On Friday, 20 March 2015 at 05:17:11 UTC, Walter Bright wrote:
On 3/19/2015 9:59 AM, "Ola Fosheim =?UTF-8?B?R3LDuHN0YWQi?=
<[email protected]>" wrote:
On Thursday, 19 March 2015 at 00:42:51 UTC, weaselcat wrote:
On Wednesday, 18 March 2015 at 12:59:17 UTC, bearophile wrote:
High level constructs in D are often slower than low-level
code, so in some
cases you don't want to use them.
I actually found that LDC does an _amazing_ job of optimizing
high level
constructs and converting "low level" code to higher level
functional code
resulted in minor speedups in a lot of cases.
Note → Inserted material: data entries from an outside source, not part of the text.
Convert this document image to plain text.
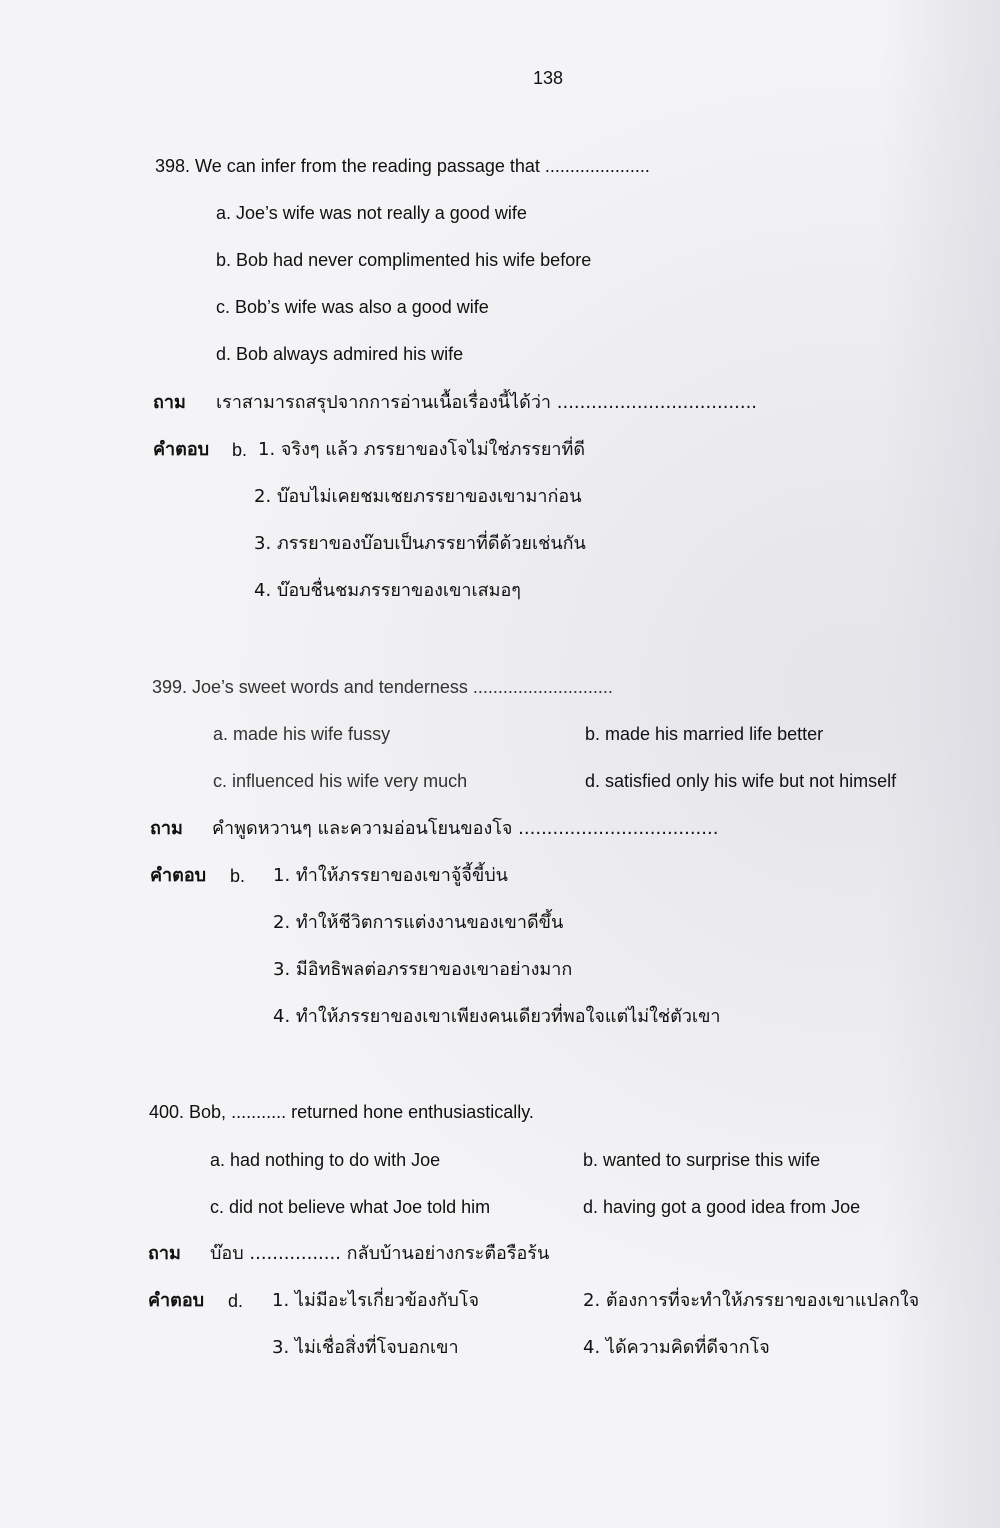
138
398. We can infer from the reading passage that .....................
a. Joe’s wife was not really a good wife
b. Bob had never complimented his wife before
c. Bob’s wife was also a good wife
d. Bob always admired his wife
ถาม เราสามารถสรุปจากการอ่านเนื้อเรื่องนี้ได้ว่า ...................................
คำตอบ b. 1. จริงๆ แล้ว ภรรยาของโจไม่ใช่ภรรยาที่ดี
2. บ๊อบไม่เคยชมเชยภรรยาของเขามาก่อน
3. ภรรยาของบ๊อบเป็นภรรยาที่ดีด้วยเช่นกัน
4. บ๊อบชื่นชมภรรยาของเขาเสมอๆ
399. Joe’s sweet words and tenderness ............................
a. made his wife fussy	b. made his married life better
c. influenced his wife very much	d. satisfied only his wife but not himself
ถาม คำพูดหวานๆ และความอ่อนโยนของโจ ...................................
คำตอบ b. 1. ทำให้ภรรยาของเขาจู้จี้ขี้บ่น
2. ทำให้ชีวิตการแต่งงานของเขาดีขึ้น
3. มีอิทธิพลต่อภรรยาของเขาอย่างมาก
4. ทำให้ภรรยาของเขาเพียงคนเดียวที่พอใจแต่ไม่ใช่ตัวเขา
400. Bob, ........... returned hone enthusiastically.
a. had nothing to do with Joe	b. wanted to surprise this wife
c. did not believe what Joe told him	d. having got a good idea from Joe
ถาม บ๊อบ ................ กลับบ้านอย่างกระตือรือร้น
คำตอบ d. 1. ไม่มีอะไรเกี่ยวข้องกับโจ	2. ต้องการที่จะทำให้ภรรยาของเขาแปลกใจ
3. ไม่เชื่อสิ่งที่โจบอกเขา	4. ได้ความคิดที่ดีจากโจ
(Other performance benefits include the algorithm primitives
being extensively
optimized in phobos.)
If the code/compiler generates suboptimal code in the first
place then
improvements can be somewhat random. But if you write code
with good cache
locality, filling the pipeline properly then there is no
alternative to going
low level.
Btw, take a look at this:
http://stackoverflow.com/questions/28922323/improving-line-wise-i-o-operations-in-d
That's really bad marketing...
Sigh. The Python version:
-----------
import sys
if __name__ == "__main__":
if (len(sys.argv) < 2):
sys.exit()
infile = open(sys.argv[1])
linect = 0
for line in infile:
linect += 1
print "There are %d lines" % linect
----------
does not allocate memory. The splitLines() version:
[...] cutted
Of course it does allocate memory.
Python's "for...in" makes use of iterators and generators,
already there you have some allocations going around.
Not only that, there is one string being allocated for each line
in the file being read, even if it isn't used.
Not counting the whole minor allocations going on.